Monday, January 21, 2013

Those sailor-explorers were tough - like Matthew Flinders

FLINDERS: The Man who Mapped Australia,
by Rob Mundle, Hachette, 386pp. 

Reviewed: 19 January 2013

When I was reading this book, I was appalled to find that a couple of GenX liberal arts graduates from Australian universities had never heard of Matthew Flinders.

OK, it's timely to revise the history earlier generations were taught, in which everything was cast in terms of glorious expansion of the British Empire.  But it is sad that intelligent, humane, socially-responsible Australians have no idea how this country came to be what it is today. If you don't know history, you are easily led into delusion.  That is why history needs to be written, and written again, and written again, so we know where we came from to inform choices on where we might go next and how to get there.  End rant.

Matthew Flinders was one of a generation who harnessed the curiosity of the Enlightenment to the mercantile competition of European colonial empires.  The British seizure of Australia was a pre-emptive strike against their traditional enemy, the French, who were newly invigorated by the Napoleonic regime that followed their revolution.  It was an extraordinary period, in which French and British scientists helped each other in the cause of discovery, at the same time as their political and military masters were fighting for global dominance.

Flinders was inspired by a childhood reading of Robinson Crusoe.  He sailed with Captain Cook and also with Captain William Bligh, performing a series of intrepid exploratory voyages in small sailing boats around the uncharted coasts of Australia.

It is hard these days to understand that several decades after the discovery of Tasmania (Van Diemen's Land), no European knew whether or not it was joined to the mainland (then called New Holland).  Sea routes were all hazardous, navigation always risky, so it was not unusual for sea captains to avoid uncharted waters.

The risks of coastal exploration were extraordinary. Wooden ships were often frail if not rotting, and always at the mercy of the weather. For much of Flinders' voyage around Australia, the planks of his ship Investigator were leaking up to fifty tons of seawater per hour, all of which had to be pumped out by hand.

Flinders also experienced what we now call “political risk”. With the assistance of  grand figures like Sir Joseph Banks, Flinders had obtained  official documents to grant him safe passage through French territories and ports, regardless of the bilateral circumstances. Unfortunately, by the time he was heading home to report his explorations, the French regime had been infested by a cohort of hyper-nationalists vying for the attention of Napoleon.

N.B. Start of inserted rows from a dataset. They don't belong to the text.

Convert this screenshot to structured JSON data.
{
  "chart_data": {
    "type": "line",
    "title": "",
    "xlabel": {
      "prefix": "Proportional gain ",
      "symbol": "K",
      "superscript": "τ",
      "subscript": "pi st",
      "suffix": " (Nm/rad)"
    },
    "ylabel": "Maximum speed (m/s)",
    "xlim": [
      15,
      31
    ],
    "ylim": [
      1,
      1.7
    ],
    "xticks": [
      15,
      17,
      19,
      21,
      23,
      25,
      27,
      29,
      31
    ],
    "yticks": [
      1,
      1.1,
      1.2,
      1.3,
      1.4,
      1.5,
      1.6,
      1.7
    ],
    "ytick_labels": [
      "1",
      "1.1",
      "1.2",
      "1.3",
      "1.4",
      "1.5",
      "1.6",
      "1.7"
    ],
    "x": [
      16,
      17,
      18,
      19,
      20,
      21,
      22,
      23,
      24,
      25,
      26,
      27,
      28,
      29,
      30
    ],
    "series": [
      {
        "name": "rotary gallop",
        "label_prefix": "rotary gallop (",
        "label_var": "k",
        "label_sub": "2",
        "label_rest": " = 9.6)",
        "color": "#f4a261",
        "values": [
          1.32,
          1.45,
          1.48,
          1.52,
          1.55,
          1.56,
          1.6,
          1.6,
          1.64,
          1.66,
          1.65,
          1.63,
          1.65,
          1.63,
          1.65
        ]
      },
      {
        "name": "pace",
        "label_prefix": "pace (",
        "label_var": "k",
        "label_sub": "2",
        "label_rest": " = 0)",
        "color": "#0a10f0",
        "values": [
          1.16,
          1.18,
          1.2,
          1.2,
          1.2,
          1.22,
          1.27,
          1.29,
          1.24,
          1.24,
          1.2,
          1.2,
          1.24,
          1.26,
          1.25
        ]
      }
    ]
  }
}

When Flinders' ship limped into Mauritius, he fell into the hands of  Governor Decaen, one of these 19th century neo-cons, who had been persuaded that France had a mission to extinguish the British colonisation of Australia.  Flinders was kept on Mauritius for six priceless years as a kind of hostage to Decaen's political ambitions.

When finally released, Flinders returned home with just enough strength to complete the massive 350,000 word account of his major expedition, dying within days of the publication of A Voyage to Terra Australis in 1814, aged forty.  His explorations had been completed before he reached the age of thirty.

Lessons for today include how Flinders' ambitions were at times given crucial support by well-placed sponsors, and at other times frustrated by political chicanery, negligence, or sheer bureaucratic inertia. It reminds that history is so often personal, and that in the competition of empires, Australia has never been the main game.